Site	Stage	CTV1 (70 Gy/2.12 Gy)	CTV2 (59.4 Gy/1.8 Gy)^a	CTV3 (54 Gy/1.64 Gy)^b
Tonsil	T1N0/select T2N0	GTV + 5-10 mm = CTV1	Tumor bed if postoperative + ipsilateral LN levels II-IV + retropharyngeal LN (can treat Ib-V at discretion of treating physician)	Ipsilateral LN levels II-IV + retropharyngeal LN (can treat Ib-V at discretion of treating physician)^c
Tonsil	Bulky T2-T4N0	GTV + 5-10 mm = CTV1	Tumor bed if postoperative + bilateral LN levels II-IV + retropharyngeal LN + ipsilateral pterygoid plate (can treat Ib-V at discretion of treating physician)^c	Bilateral LN levels II-IV + retropharyngeal LN (can treat Ib-V at discretion of treating physician)^c
Tonsil	T1-T4, node positive	GTV = 5-10 mm = CTV1	Tumor bed if postoperative + ipsilateral LN levels Ib-V + ipsilateral retropharyngeal LN + ipsilateral pterygoid plate	Contralateral LN levels II-IV if contralateral LN uninvolved + contralateral retropharyngeal LN (can consider Ib-V at physician’s discretion)

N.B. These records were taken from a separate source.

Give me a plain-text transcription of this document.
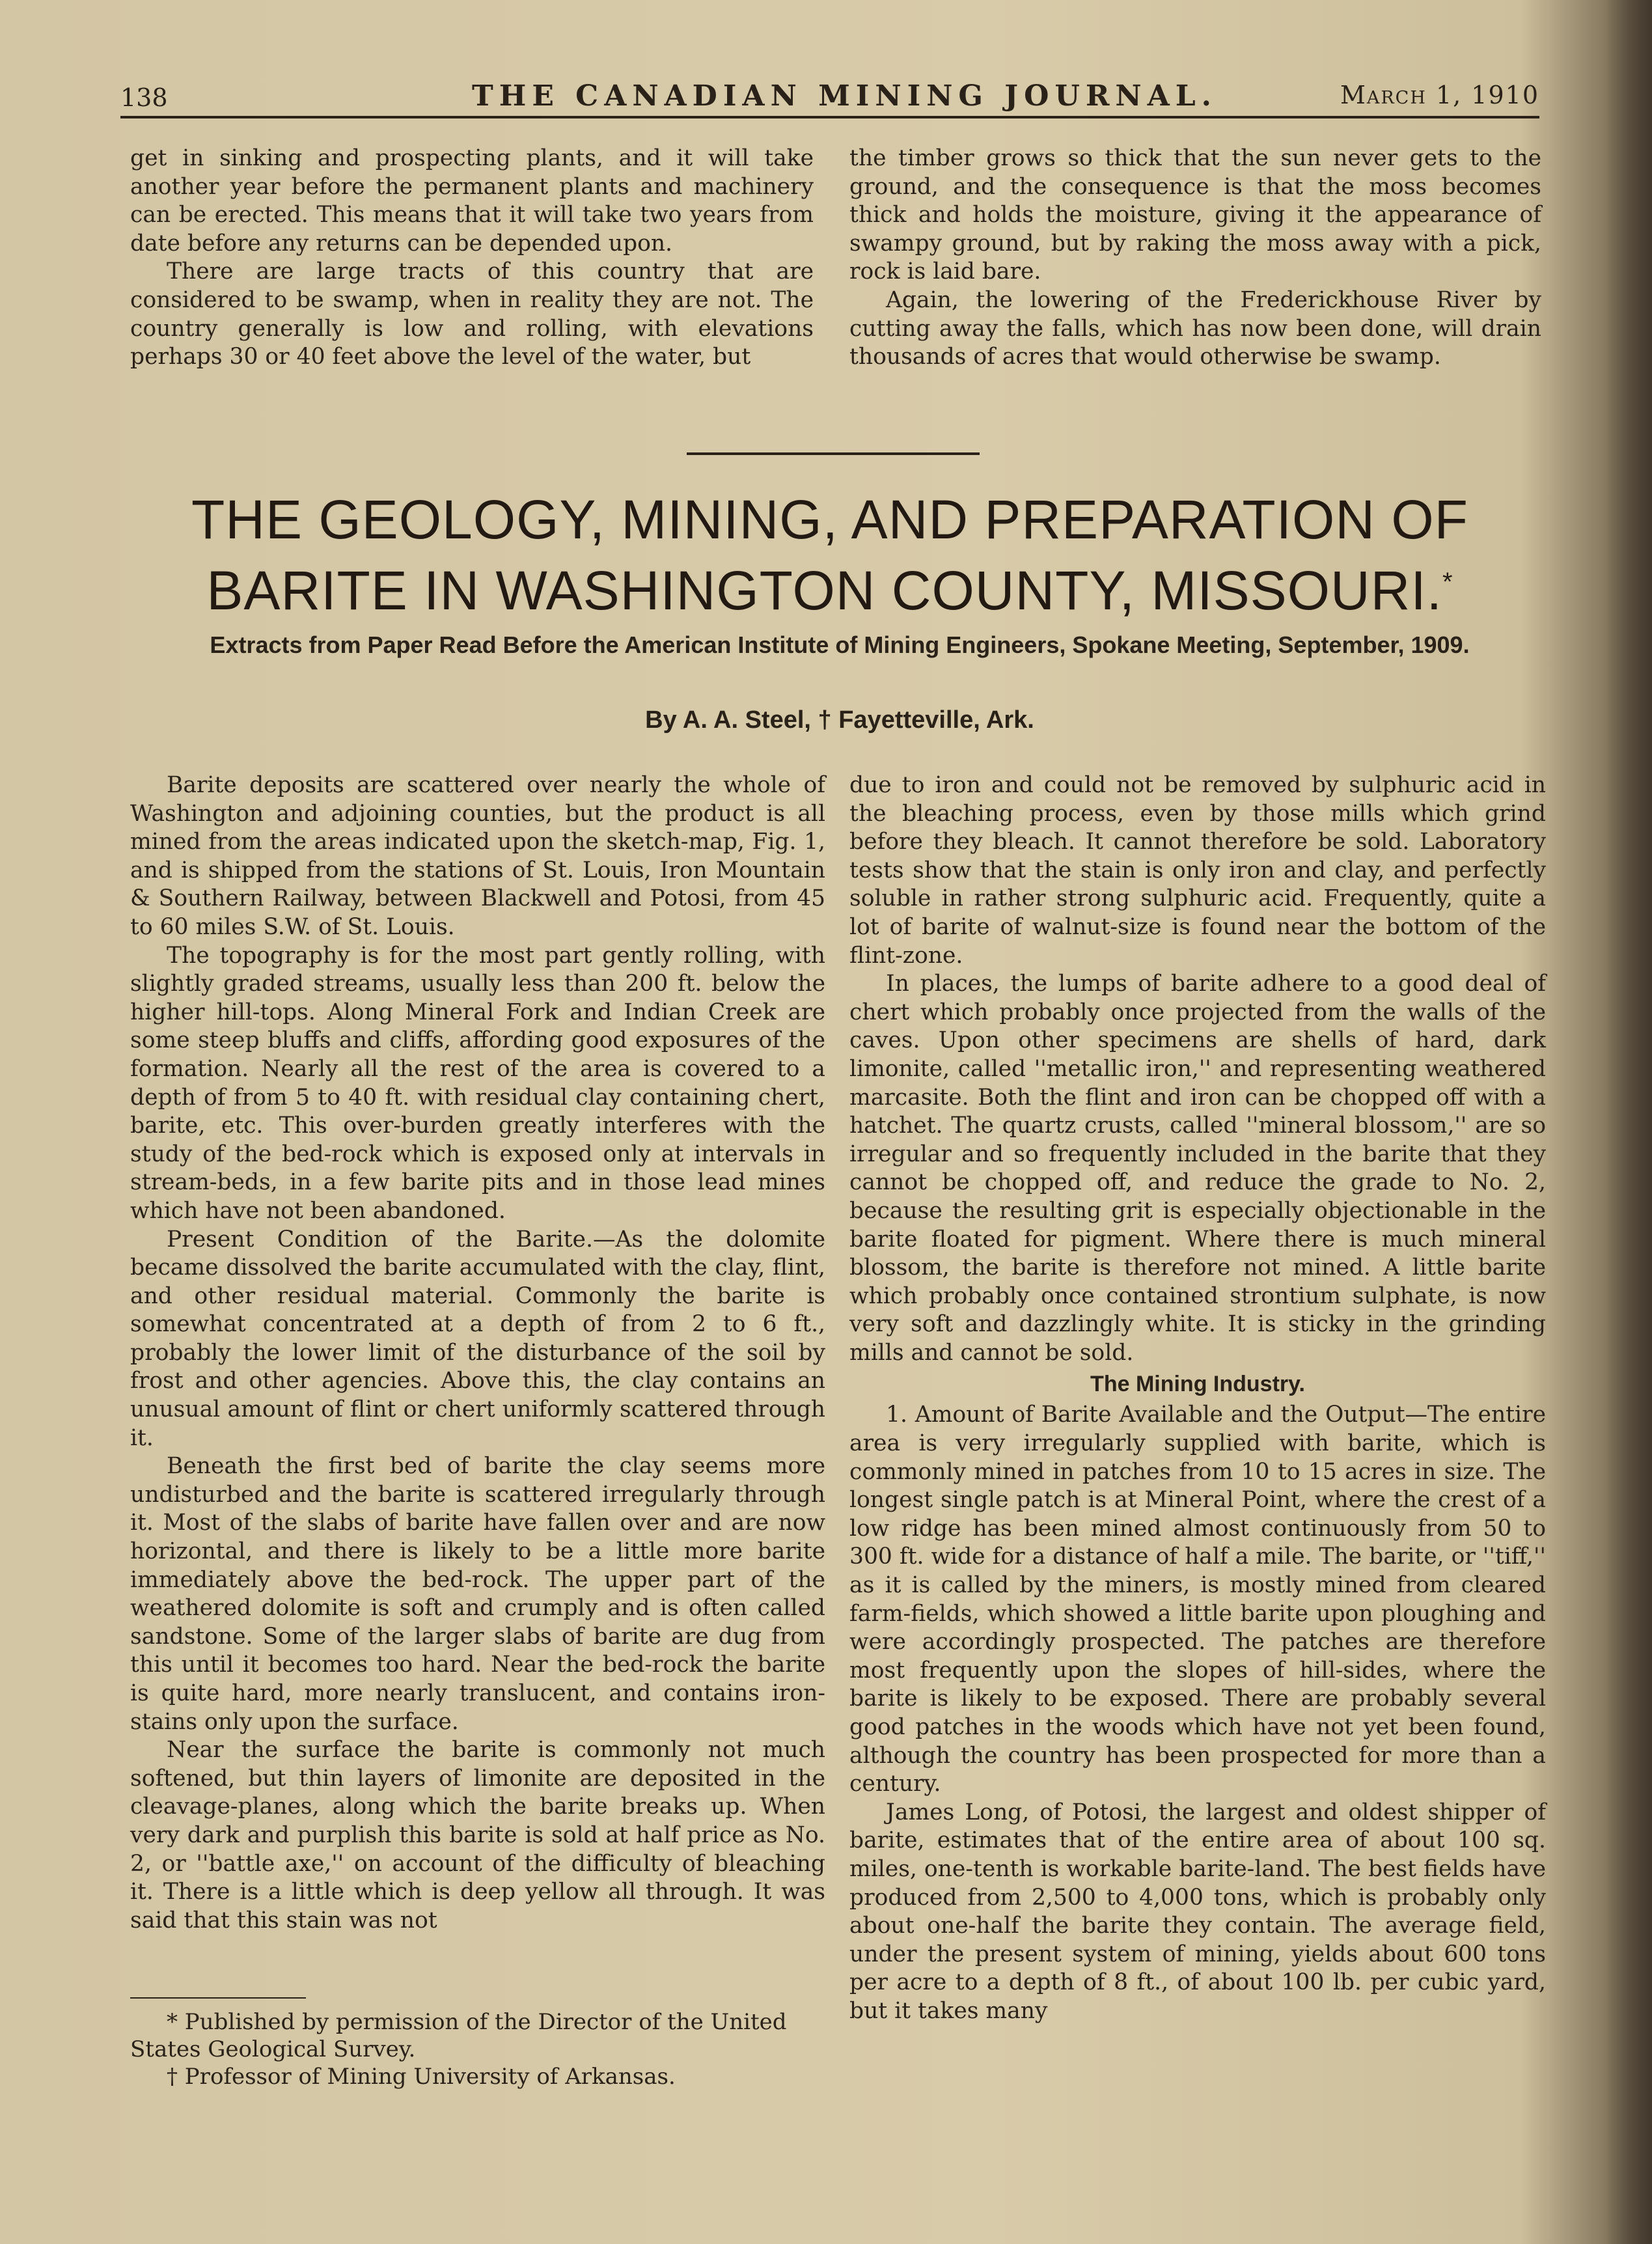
138	THE CANADIAN MINING JOURNAL.	March 1, 1910

get in sinking and prospecting plants, and it will take another year before the permanent plants and machinery can be erected. This means that it will take two years from date before any returns can be depended upon.

There are large tracts of this country that are considered to be swamp, when in reality they are not. The country generally is low and rolling, with elevations perhaps 30 or 40 feet above the level of the water, but

the timber grows so thick that the sun never gets to the ground, and the consequence is that the moss becomes thick and holds the moisture, giving it the appearance of swampy ground, but by raking the moss away with a pick, rock is laid bare.

Again, the lowering of the Frederickhouse River by cutting away the falls, which has now been done, will drain thousands of acres that would otherwise be swamp.

THE GEOLOGY, MINING, AND PREPARATION OF
BARITE IN WASHINGTON COUNTY, MISSOURI.*
Extracts from Paper Read Before the American Institute of Mining Engineers, Spokane Meeting, September, 1909.
By A. A. Steel, † Fayetteville, Ark.

Barite deposits are scattered over nearly the whole of Washington and adjoining counties, but the product is all mined from the areas indicated upon the sketch-map, Fig. 1, and is shipped from the stations of St. Louis, Iron Mountain & Southern Railway, between Blackwell and Potosi, from 45 to 60 miles S.W. of St. Louis.

The topography is for the most part gently rolling, with slightly graded streams, usually less than 200 ft. below the higher hill-tops. Along Mineral Fork and Indian Creek are some steep bluffs and cliffs, affording good exposures of the formation. Nearly all the rest of the area is covered to a depth of from 5 to 40 ft. with residual clay containing chert, barite, etc. This over-burden greatly interferes with the study of the bed-rock which is exposed only at intervals in stream-beds, in a few barite pits and in those lead mines which have not been abandoned.

Present Condition of the Barite.—As the dolomite became dissolved the barite accumulated with the clay, flint, and other residual material. Commonly the barite is somewhat concentrated at a depth of from 2 to 6 ft., probably the lower limit of the disturbance of the soil by frost and other agencies. Above this, the clay contains an unusual amount of flint or chert uniformly scattered through it.

Beneath the first bed of barite the clay seems more undisturbed and the barite is scattered irregularly through it. Most of the slabs of barite have fallen over and are now horizontal, and there is likely to be a little more barite immediately above the bed-rock. The upper part of the weathered dolomite is soft and crumply and is often called sandstone. Some of the larger slabs of barite are dug from this until it becomes too hard. Near the bed-rock the barite is quite hard, more nearly translucent, and contains iron-stains only upon the surface.

Near the surface the barite is commonly not much softened, but thin layers of limonite are deposited in the cleavage-planes, along which the barite breaks up. When very dark and purplish this barite is sold at half price as No. 2, or ''battle axe,'' on account of the difficulty of bleaching it. There is a little which is deep yellow all through. It was said that this stain was not

* Published by permission of the Director of the United States Geological Survey.

† Professor of Mining University of Arkansas.

due to iron and could not be removed by sulphuric acid in the bleaching process, even by those mills which grind before they bleach. It cannot therefore be sold. Laboratory tests show that the stain is only iron and clay, and perfectly soluble in rather strong sulphuric acid. Frequently, quite a lot of barite of walnut-size is found near the bottom of the flint-zone.

In places, the lumps of barite adhere to a good deal of chert which probably once projected from the walls of the caves. Upon other specimens are shells of hard, dark limonite, called ''metallic iron,'' and representing weathered marcasite. Both the flint and iron can be chopped off with a hatchet. The quartz crusts, called ''mineral blossom,'' are so irregular and so frequently included in the barite that they cannot be chopped off, and reduce the grade to No. 2, because the resulting grit is especially objectionable in the barite floated for pigment. Where there is much mineral blossom, the barite is therefore not mined. A little barite which probably once contained strontium sulphate, is now very soft and dazzlingly white. It is sticky in the grinding mills and cannot be sold.

The Mining Industry.

1. Amount of Barite Available and the Output—The entire area is very irregularly supplied with barite, which is commonly mined in patches from 10 to 15 acres in size. The longest single patch is at Mineral Point, where the crest of a low ridge has been mined almost continuously from 50 to 300 ft. wide for a distance of half a mile. The barite, or ''tiff,'' as it is called by the miners, is mostly mined from cleared farm-fields, which showed a little barite upon ploughing and were accordingly prospected. The patches are therefore most frequently upon the slopes of hill-sides, where the barite is likely to be exposed. There are probably several good patches in the woods which have not yet been found, although the country has been prospected for more than a century.

James Long, of Potosi, the largest and oldest shipper of barite, estimates that of the entire area of about 100 sq. miles, one-tenth is workable barite-land. The best fields have produced from 2,500 to 4,000 tons, which is probably only about one-half the barite they contain. The average field, under the present system of mining, yields about 600 tons per acre to a depth of 8 ft., of about 100 lb. per cubic yard, but it takes many
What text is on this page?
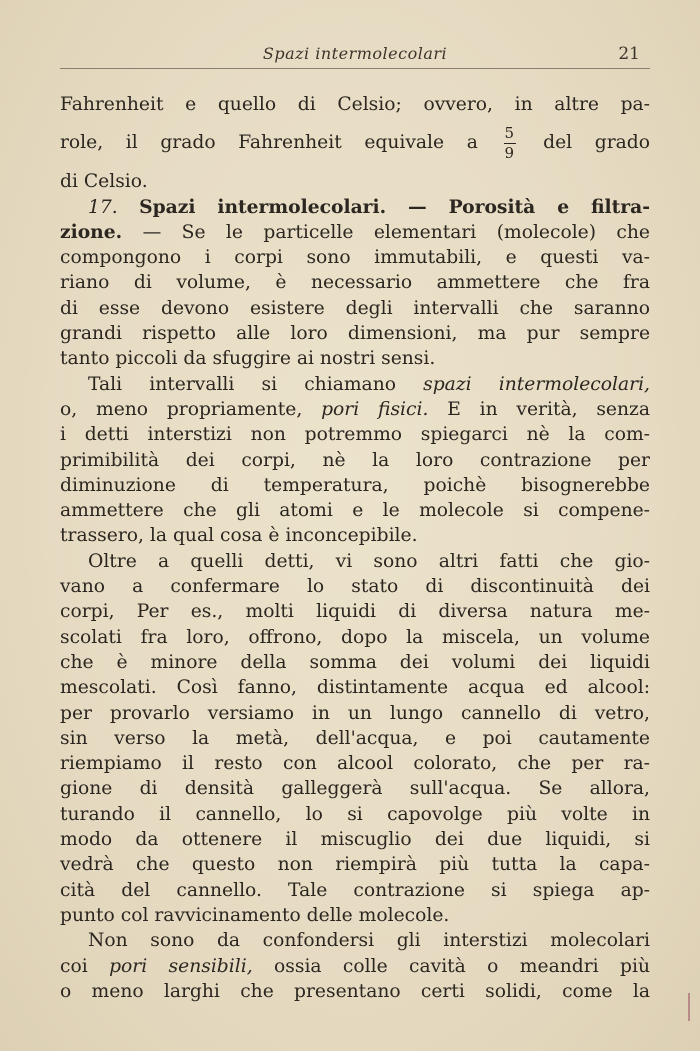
Spazi intermolecolari	21
Fahrenheit e quello di Celsio; ovvero, in altre pa-
role, il grado Fahrenheit equivale a $\frac{5}{9}$ del grado
di Celsio.
17. Spazi intermolecolari. — Porosità e filtra-
zione. — Se le particelle elementari (molecole) che
compongono i corpi sono immutabili, e questi va-
riano di volume, è necessario ammettere che fra
di esse devono esistere degli intervalli che saranno
grandi rispetto alle loro dimensioni, ma pur sempre
tanto piccoli da sfuggire ai nostri sensi.
Tali intervalli si chiamano spazi intermolecolari,
o, meno propriamente, pori fisici. E in verità, senza
i detti interstizi non potremmo spiegarci nè la com-
primibilità dei corpi, nè la loro contrazione per
diminuzione di temperatura, poichè bisognerebbe
ammettere che gli atomi e le molecole si compene-
trassero, la qual cosa è inconcepibile.
Oltre a quelli detti, vi sono altri fatti che gio-
vano a confermare lo stato di discontinuità dei
corpi, Per es., molti liquidi di diversa natura me-
scolati fra loro, offrono, dopo la miscela, un volume
che è minore della somma dei volumi dei liquidi
mescolati. Così fanno, distintamente acqua ed alcool:
per provarlo versiamo in un lungo cannello di vetro,
sin verso la metà, dell'acqua, e poi cautamente
riempiamo il resto con alcool colorato, che per ra-
gione di densità galleggerà sull'acqua. Se allora,
turando il cannello, lo si capovolge più volte in
modo da ottenere il miscuglio dei due liquidi, si
vedrà che questo non riempirà più tutta la capa-
cità del cannello. Tale contrazione si spiega ap-
punto col ravvicinamento delle molecole.
Non sono da confondersi gli interstizi molecolari
coi pori sensibili, ossia colle cavità o meandri più
o meno larghi che presentano certi solidi, come la
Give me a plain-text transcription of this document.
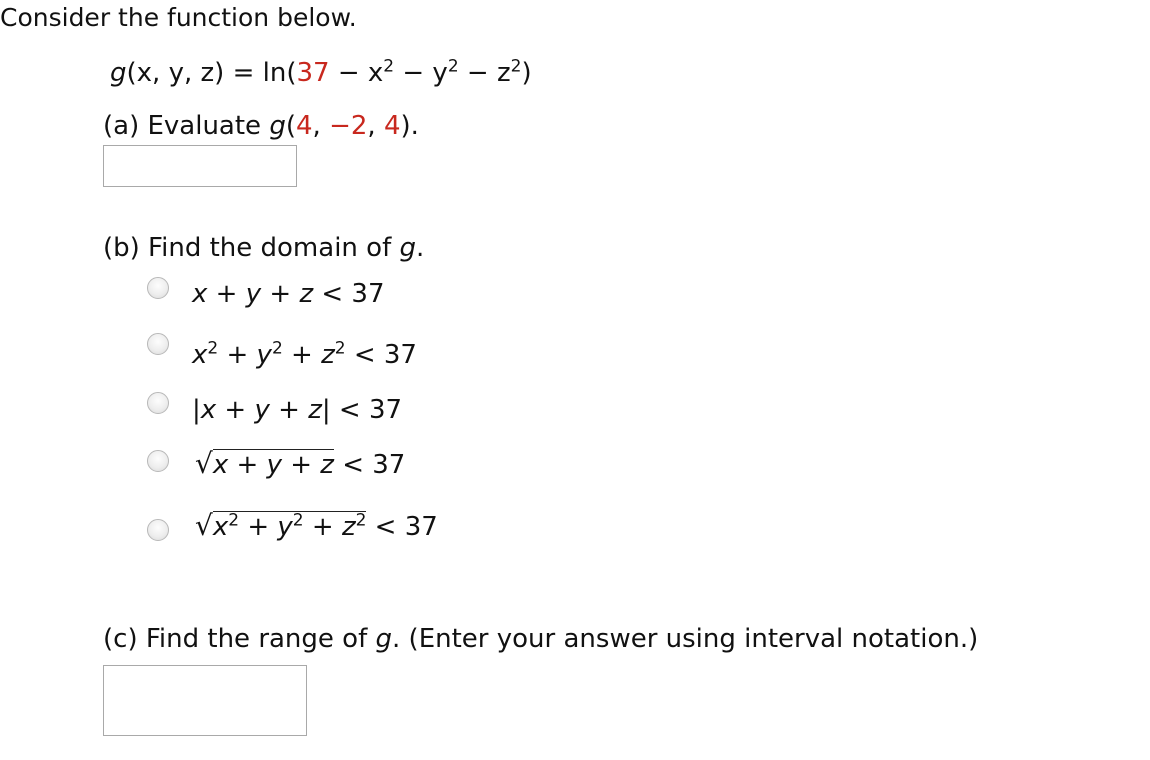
Consider the function below.
g(x, y, $z) = \ln(37 - x^2 - y^2 - z^2)$
(a) Evaluate g(4, −2, 4).
(b) Find the domain of g.
x + y + z < 37
$x^2 + y^2 + z^2 < 37$
|x + y + z| < 37
√x + y + z < 37
$√x^2 + y^2 + z^2 < 37$
(c) Find the range of g. (Enter your answer using interval notation.)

Base of tongue or soft palate	T1-T4N0	GTV + 5-10 mm = CTV1	Tumor bed if postoperative + bilateral LN levels II-IV + retropharyngeal LN (can treat Ib-V at discretion of treating physician)^c	Bilateral LN levels II-IV + retropharyngeal LN (can treat Ib-V at discretion of treating physician)^c
Base of tongue or soft palate	T1-T4, node positive	GTV + 5-10 mm = CTV1	Tumor bed if postoperative + ipsilateral LN levels Ib-V + ipsilateral retropharyngeal LN	Contralateral LN levels II-IV if contralateral LN uninvolved + contralateral retropharyngeal LN (can consider Ib-V at the treating physician’s discretion)^c
^aIf postoperative, 60-66 Gy/2 Gy fractions. ^bIf postoperative, 54 Gy/1.8 Gy. ^cIt is at the physician’s discretion whether to treat to CTV2 or CTV3 dose level.
CTV, clinical target volume; GTV, gross tumor volume; LN, lymph node.
Adapted from Chao KS, Wippold FJ, Dempsey JF, et al. Determination and delineation of nodal target volumes for head-and-neck cancer based on patterns of failure in patients receiving definitive and postoperative IMRT. Int J Radiat Oncol Biol Phys. 2002;53:1174-1184.